Il n’est pas le seul. L’Europe entière, l’Angleterre, le Portugal, l’Espagne et la plupart des Etats germaniques le reconnaissent aussi et rejoignent la coalition contre la France. Même les Etats-Unis d’Amérique reconnaissent Louis XVII car ils savent ce qu’ils doivent à son père. Quant à l'impératrice Catherine II de Russie, elle ne se contente pas de reconnaître le nouveau monarque. Elle signe un ukase, c'est-à-dire un décret : "Tous les Français qui refuseront de prêter serment de fidélité et d’obéissance à Louis XVII seront chassés de Russie".
Au même moment, en France, les provinces de l’ouest prennent les armes pour installer Louis XVII sur le trône. C’est le début des guerres de Vendée. Pour la République récemment proclamée, la situation politique, tant nationale qu’internationale, est périlleuse. Le nouveau régime considère que ce petit garçon de huit ans est à la fois une menace pour la sécurité de l’Etat mais aussi un précieux otage qu’il faut préserver.
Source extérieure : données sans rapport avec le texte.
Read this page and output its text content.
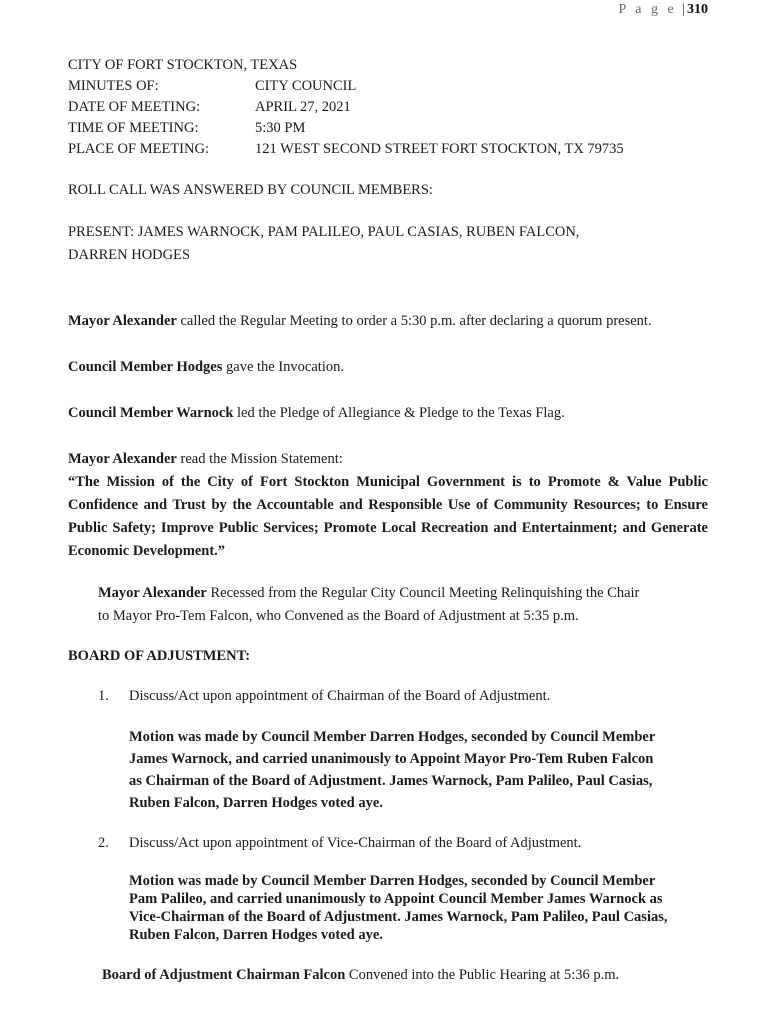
P a g e | 310
CITY OF FORT STOCKTON, TEXAS
MINUTES OF:	CITY COUNCIL
DATE OF MEETING:	APRIL 27, 2021
TIME OF MEETING:	5:30 PM
PLACE OF MEETING:	121 WEST SECOND STREET FORT STOCKTON, TX 79735

ROLL CALL WAS ANSWERED BY COUNCIL MEMBERS:

PRESENT: JAMES WARNOCK, PAM PALILEO, PAUL CASIAS, RUBEN FALCON,

DARREN HODGES

Mayor Alexander called the Regular Meeting to order a 5:30 p.m. after declaring a quorum present.

Council Member Hodges gave the Invocation.

Council Member Warnock led the Pledge of Allegiance & Pledge to the Texas Flag.

Mayor Alexander read the Mission Statement:

“The Mission of the City of Fort Stockton Municipal Government is to Promote & Value Public Confidence and Trust by the Accountable and Responsible Use of Community Resources; to Ensure Public Safety; Improve Public Services; Promote Local Recreation and Entertainment; and Generate Economic Development.”

Mayor Alexander Recessed from the Regular City Council Meeting Relinquishing the Chair

to Mayor Pro-Tem Falcon, who Convened as the Board of Adjustment at 5:35 p.m.

BOARD OF ADJUSTMENT:

1.	Discuss/Act upon appointment of Chairman of the Board of Adjustment.
Motion was made by Council Member Darren Hodges, seconded by Council Member
James Warnock, and carried unanimously to Appoint Mayor Pro-Tem Ruben Falcon
as Chairman of the Board of Adjustment. James Warnock, Pam Palileo, Paul Casias,
Ruben Falcon, Darren Hodges voted aye.
2.	Discuss/Act upon appointment of Vice-Chairman of the Board of Adjustment.
Motion was made by Council Member Darren Hodges, seconded by Council Member
Pam Palileo, and carried unanimously to Appoint Council Member James Warnock as
Vice-Chairman of the Board of Adjustment. James Warnock, Pam Palileo, Paul Casias,
Ruben Falcon, Darren Hodges voted aye.

Board of Adjustment Chairman Falcon Convened into the Public Hearing at 5:36 p.m.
La seconde Terreur et l'enlèvement de Louis XVII
Le 14 février 1793, les Montagnards occupent les postes clefs de la Commune de Paris. Les prisonniers du Temple sont soumis à des fouilles fréquentes et humiliantes. Le 9 mai, Louis XVII est pris d’une forte fièvre et de maux de tête. Marie-Antoinette réclame qu’on lui envoie le docteur Brunyer, ancien médecin du roi. La Commune refuse et finit par envoyer, trois jours plus tard, un médecin ordinaire des prisons, le docteur Thierry. Celui-ci aura l’honnêteté de consulter Brunyer, qui connaît très bien l’enfant, et lui donne les remèdes que suggère son confrère. Les traitements font un peu d’effet mais c’est la première attaque sérieuse d’une sorte de pleurésie provoquée par le bacille de Koch, c'est-à-dire la tuberculose.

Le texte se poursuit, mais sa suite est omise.